Catania: iniziato dalla vecchia fine, finiamo col vecchio inizio

257

CATANIA Potremmo correre indietro con la memoria, cercando un precedente che metta pace ai pruriti di rabbia. Ibrahimovic che, cacciato via dal dischetto, manda a quel paese Pirlo. O Trezeguet che impreca contro Del Piero, e perché no? Spinesi che s’accapiglia con Mascara per calciare dagli undici metri quel che l’arbitro gli ha concesso. Fatica inutile: Niente di tutto ciò è mai successo, né in una grande squadra, tra grandi campioni, né in una piccola squadra, tra grandi professionisti.

Assodato ciò, com’è assodato che dal suo ingresso in campo la gara è cambiata, e com’era assodato che quel rigore l’avrebbe tirato Lodi, potremmo esercitarci tutti a “mandar a quel paese” (che non è Milano) qualcuno, restituendo pan per focaccia, badando solo a quel che la rabbia e l’egoismo ci suggeriscono. Una decisione comprensibile, lecita, finanche giustificabile, ma utile quanto? Tanto quanto gli strascichi di quel pietoso siparietto. S’è visto: un errore tira l’altro. Ed allora? Spezziamo questa catena. Come? Badando, almeno noi, al bene del Catania. Atto altruistico di generosa lungimiranza. Quel che manca in campo, come sempre, deve esser l’ambiente a profonderlo, garantirlo.

Non temete poi, l’elefante ha memoria lunga. Qualvolta in sala stampa dovessimo sentire ancora una volta: “Non importa che segni io od un altro compagno, conta il bene della squadra”, censureremo simili demagogiche falsità.

Archiviato ciò, ripartiamo, diretti verso Lecce?

Ancora no. C’è quel tarlo della memoria che alla ricerca del rigore “conteso” ha trovato altro. Una storia di anni fa, quando il Catania, liquidato Pantanelli, aveva messo gli occhi su di un portiere figlio d’arte, ormai “di troppo” all’AEK Atene.

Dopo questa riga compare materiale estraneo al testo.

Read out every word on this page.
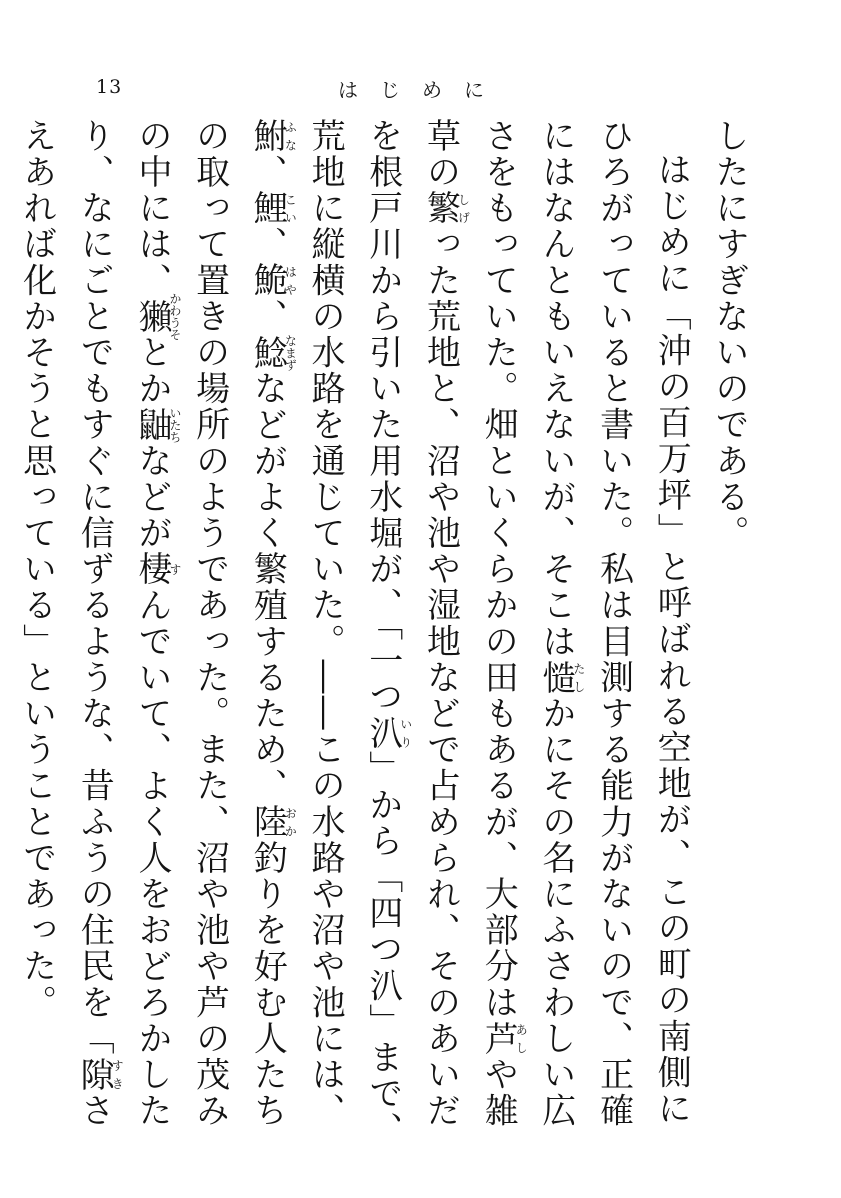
13	はじめに

したにすぎないのである。

はじめに「沖の百万坪」と呼ばれる空地が、この町の南側にひろがっていると書いた。私は目測する能力がないので、正確にはなんともいえないが、そこは慥たしかにその名にふさわしい広さをもっていた。畑といくらかの田もあるが、大部分は芦あしや雑草の繁しげった荒地と、沼や池や湿地などで占められ、そのあいだを根戸川から引いた用水堀が、「一つ汃いり」から「四つ汃」まで、荒地に縦横の水路を通じていた。――この水路や沼や池には、鮒ふな、鯉こい、鮠はや、鯰なまずなどがよく繁殖するため、陸おか釣りを好む人たちの取って置きの場所のようであった。また、沼や池や芦の茂みの中には、獺かわうそとか鼬いたちなどが棲すんでいて、よく人をおどろかしたり、なにごとでもすぐに信ずるような、昔ふうの住民を「隙すきさえあれば化かそうと思っている」ということであった。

Ventinove anni erano forse troppi, o troppo alto il prezzo del cartellino? Non per il Chievo Verona, che lo prese con sé dopo che il Catania s’era ormai orientato altrove, in Argentina. Col senno di poi, una storia da perderci il senno.

Ma anche in questo caso, il bene del Catania non sta nell’insofferenza, ma nell’aver pazienza. Accettare gli errori, anche se la misura è ormai colma e partita dopo partita, il traboccato, rischia di far perder la virtù dei “forti”.

Come archiviare tutto ciò? Pensando che nulla potrà cambiare di qui ad un mese, il mese che deciderà gli equilibri futuri di classifica, quello del ciclo davvero “terribile”, e che fin dapprincipio, da questa gara contro il Chievo, ha dimostrato tutta la sua ostichezza. Troppo importante perché anche i tifosi, l’ambiente tutto, commettano improvvide uscite a vuoto, come quelle ricordate (ricordate?) a Zenga da Varriale, come quelle viste domenica sia in area etnea che in area clivense.

Abbiamo cominciato questo ciclo come avevamo terminato il precedente: con una sconfitta. Procediamo allora in senso inverso: ritrovando caparbietà, spirito di squadra ma soprattutto umiltà, che come dice bene Legrottaglie: “Sta alla base della gloria” non solo divina, anche terrena. Se il Catania la ritroverà, a Lecce, ritroverà anche la vittoria.